Cloud-native monitoring with Prometheus: Demystifying multitenancy with open-source tools

ServicesExperts · ‎12-07-2023

Effective metrics collection is essential for understanding the health and performance of microservices in multitenant environments. Here’s how to achieve it with open-source solutions, and how HPE Services can help.

By Alexandros Doulgkeris, Chief Solutions Architect, Hybrid Infrastructure Technology, Cloud Native Computing Practice Area, HPE Services

Why is multitenancy a fundamental feature for cloud native monitoring?

Nowadays there is no doubt that monitoring is an essential block in modern cloud native architectures, otherwise there is no health insight for your microservices in general. Cloud-native monitoring becomes more demanding than ever with all the different pieces that microservices architecture brings.

Consider how many different microservices your applications consist of, all of them interacting with each other. Now if you extrapolate that to the number of applications each enterprise is managing today, you can see that the need for a reliable monitoring system is paramount.

One of the most commonly used tools to collect metrics from your applications is Prometheus. Prometheus was designed to be very simple in its architecture and it just scrapes your target applications for metrics. But what happens if you have multiple applications that belong to different teams or even companies? How can we achieve data segregation so that each tenant can only see the metrics from the applications it owns. How can we ensure that monitoring resources consumed by a tenant are not affecting another?

One solution would be to have a dedicated Prometheus instance per team/organization, but as you can imagine soon enough you will end up maintaining a farm of Prometheus instances.

Cortex: a solution to multi-tenancy with Prometheus

Cortex is an open-source tool under Apache License 2.0 licence and a CNCF incubation-level project that provides out-of-the box multitenancy, high availability, horizontal scalability, and long-term storage for metrics scraped using Prometheus. Once you run Prometheus in HA mode there are a bunch of issues such as data duplication, achieving a single pane of glass for duplicate data, etc. To solve these problems, Cortex was born.

Multitenancy is woven into the very fabric of Cortex. All time series data that arrives in Cortex from Prometheus instances is marked as belonging to a specific tenant in the request metadata. From there, that data can only be queried by the same tenant. Alerting is a multi-tenanted feature as well, with each tenant able to configure its own alerts using Alertmanager configuration.

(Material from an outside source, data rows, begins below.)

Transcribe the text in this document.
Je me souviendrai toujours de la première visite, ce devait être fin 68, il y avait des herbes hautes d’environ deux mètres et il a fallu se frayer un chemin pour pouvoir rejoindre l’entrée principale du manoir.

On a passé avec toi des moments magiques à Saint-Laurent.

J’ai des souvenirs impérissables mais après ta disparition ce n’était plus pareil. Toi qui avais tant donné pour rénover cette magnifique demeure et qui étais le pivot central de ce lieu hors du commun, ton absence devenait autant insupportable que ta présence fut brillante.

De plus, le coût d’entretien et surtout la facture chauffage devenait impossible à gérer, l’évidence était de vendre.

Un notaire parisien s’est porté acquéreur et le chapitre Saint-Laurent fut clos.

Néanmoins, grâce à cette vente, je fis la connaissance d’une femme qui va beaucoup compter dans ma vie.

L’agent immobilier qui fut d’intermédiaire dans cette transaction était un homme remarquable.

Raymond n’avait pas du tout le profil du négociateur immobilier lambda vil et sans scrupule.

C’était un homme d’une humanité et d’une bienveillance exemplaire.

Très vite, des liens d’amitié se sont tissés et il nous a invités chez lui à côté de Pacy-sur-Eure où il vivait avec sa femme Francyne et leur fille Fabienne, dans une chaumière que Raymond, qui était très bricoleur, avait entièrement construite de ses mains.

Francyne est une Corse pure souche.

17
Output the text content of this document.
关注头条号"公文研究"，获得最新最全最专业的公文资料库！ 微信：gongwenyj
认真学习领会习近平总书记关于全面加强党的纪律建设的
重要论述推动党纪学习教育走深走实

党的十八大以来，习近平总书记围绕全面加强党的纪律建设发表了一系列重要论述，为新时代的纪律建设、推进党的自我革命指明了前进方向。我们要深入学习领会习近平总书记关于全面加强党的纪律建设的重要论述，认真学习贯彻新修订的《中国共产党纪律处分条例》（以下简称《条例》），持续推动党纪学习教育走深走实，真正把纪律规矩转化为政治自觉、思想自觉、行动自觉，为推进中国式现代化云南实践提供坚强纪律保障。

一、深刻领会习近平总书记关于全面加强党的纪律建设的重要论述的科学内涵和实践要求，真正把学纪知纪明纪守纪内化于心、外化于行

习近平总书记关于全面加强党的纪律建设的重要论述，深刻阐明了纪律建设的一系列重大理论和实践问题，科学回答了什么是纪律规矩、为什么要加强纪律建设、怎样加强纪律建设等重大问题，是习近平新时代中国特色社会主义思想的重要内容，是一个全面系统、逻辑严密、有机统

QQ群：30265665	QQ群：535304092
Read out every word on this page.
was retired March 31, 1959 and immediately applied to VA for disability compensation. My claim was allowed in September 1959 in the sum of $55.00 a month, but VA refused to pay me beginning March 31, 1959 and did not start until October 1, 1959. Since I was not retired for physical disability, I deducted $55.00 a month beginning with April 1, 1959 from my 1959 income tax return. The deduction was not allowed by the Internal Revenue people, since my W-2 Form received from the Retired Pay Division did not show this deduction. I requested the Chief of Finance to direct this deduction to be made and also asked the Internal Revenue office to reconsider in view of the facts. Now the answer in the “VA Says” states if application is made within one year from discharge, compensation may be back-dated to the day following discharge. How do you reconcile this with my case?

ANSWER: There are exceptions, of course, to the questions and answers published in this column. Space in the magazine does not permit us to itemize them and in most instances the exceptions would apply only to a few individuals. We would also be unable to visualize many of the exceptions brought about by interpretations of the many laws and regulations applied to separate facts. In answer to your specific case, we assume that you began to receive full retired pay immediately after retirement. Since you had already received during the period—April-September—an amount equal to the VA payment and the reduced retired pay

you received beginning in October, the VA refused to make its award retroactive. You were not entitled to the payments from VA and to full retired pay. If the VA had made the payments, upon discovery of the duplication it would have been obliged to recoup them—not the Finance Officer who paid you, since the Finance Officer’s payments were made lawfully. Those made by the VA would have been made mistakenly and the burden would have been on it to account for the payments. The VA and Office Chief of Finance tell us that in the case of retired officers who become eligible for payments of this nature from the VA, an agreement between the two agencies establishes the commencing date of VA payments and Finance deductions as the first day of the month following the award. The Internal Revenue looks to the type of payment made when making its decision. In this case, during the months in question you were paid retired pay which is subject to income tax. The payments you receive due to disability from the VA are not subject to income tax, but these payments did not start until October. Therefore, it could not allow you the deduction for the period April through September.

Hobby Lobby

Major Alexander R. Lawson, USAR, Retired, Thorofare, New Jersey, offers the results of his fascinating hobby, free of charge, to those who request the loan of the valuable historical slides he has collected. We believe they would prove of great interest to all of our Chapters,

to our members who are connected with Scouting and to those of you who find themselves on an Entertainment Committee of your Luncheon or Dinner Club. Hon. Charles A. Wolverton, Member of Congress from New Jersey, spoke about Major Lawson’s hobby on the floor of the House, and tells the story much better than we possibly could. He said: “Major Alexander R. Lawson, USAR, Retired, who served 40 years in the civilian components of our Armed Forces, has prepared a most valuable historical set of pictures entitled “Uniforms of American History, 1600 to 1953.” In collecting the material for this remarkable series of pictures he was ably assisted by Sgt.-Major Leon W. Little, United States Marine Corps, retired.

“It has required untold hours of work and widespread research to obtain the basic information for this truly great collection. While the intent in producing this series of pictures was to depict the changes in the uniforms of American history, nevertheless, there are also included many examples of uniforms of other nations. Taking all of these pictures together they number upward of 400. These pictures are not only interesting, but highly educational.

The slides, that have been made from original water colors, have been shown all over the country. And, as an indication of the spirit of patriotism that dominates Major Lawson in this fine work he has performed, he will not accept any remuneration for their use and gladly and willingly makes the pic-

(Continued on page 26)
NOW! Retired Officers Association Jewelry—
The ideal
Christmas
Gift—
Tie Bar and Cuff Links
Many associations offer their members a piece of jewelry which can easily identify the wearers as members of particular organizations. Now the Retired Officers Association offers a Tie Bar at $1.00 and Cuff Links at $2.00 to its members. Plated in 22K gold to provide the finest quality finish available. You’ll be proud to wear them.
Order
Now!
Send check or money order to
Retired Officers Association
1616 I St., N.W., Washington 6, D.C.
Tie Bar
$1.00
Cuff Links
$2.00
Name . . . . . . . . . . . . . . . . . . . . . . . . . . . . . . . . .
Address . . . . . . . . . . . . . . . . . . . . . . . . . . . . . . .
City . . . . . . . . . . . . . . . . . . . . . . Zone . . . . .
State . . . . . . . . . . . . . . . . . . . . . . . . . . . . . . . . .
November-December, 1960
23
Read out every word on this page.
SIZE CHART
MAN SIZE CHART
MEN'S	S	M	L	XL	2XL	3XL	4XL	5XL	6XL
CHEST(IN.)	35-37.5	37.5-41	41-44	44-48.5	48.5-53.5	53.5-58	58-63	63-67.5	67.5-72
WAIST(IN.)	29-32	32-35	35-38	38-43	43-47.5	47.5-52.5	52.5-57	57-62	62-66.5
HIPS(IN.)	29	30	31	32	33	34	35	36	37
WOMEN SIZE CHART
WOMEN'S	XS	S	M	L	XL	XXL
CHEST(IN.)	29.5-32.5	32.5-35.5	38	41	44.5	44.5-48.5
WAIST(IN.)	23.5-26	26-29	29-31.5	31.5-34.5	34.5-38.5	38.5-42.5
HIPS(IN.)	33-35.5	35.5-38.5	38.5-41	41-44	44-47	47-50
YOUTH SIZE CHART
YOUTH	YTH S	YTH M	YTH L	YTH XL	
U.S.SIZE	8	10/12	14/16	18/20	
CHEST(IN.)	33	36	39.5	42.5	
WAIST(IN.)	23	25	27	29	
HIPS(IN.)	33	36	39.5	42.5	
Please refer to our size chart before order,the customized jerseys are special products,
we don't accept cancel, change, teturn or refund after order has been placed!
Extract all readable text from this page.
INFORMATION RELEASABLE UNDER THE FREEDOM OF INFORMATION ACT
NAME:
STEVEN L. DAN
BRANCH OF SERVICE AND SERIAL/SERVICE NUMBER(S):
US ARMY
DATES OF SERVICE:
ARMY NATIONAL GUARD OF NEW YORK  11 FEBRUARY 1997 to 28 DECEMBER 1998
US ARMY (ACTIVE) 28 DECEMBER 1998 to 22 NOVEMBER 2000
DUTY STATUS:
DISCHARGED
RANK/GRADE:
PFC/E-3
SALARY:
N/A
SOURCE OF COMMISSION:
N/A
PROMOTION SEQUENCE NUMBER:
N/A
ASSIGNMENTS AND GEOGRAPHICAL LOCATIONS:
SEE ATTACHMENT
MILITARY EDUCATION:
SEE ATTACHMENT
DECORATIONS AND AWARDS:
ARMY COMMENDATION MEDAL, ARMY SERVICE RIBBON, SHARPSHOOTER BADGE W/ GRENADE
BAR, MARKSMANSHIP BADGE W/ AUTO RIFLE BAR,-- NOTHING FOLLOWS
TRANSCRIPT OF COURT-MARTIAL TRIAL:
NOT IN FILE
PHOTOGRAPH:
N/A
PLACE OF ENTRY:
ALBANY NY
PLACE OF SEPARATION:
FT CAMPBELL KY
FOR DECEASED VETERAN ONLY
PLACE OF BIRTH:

In essence, each tenant has its own “view” of the system, its own Prometheus-centric world at its disposal. And if you do use Cortex in a single-tenant fashion, you can expand out to an indefinitely large pool of tenants at any time.

Cortex architecture

Cortex follows the microservices architecture paradigm, with its essential functions split up into single-purpose components (aka microservices) that can be independently scaled:

HPE-Services-Prometheus-Multitenancy 1.PNG

Distributor – Handles time series data written to Cortex by Prometheus instances using Prometheus’ remote write API. Incoming data is automatically replicated and sharded, and sent to multiple Cortex ingesters in parallel.
Ingester – Receives time series data from distributor nodes and then writes that data to long-term storage backends, compressing data into Prometheus chunks for efficiency.
Ruler – Executes rules and generates alerts, sending them to Alertmanager (Cortex installations include Alertmanager).
Querier – Handles PromQL queries from clients (including Grafana dashboards), abstracting over both ephemeral time series data and samples in long-term storage.
Store gateway – queries series from blocks over the storage bucket.
Compactor – compacts multiple blocks of a given tenant into a single optimized larger block. This helps to reduce storage costs (deduplication, index size reduction), and increase query speed (querying fewer blocks is faster). It also Keep the per-tenant bucket index updated.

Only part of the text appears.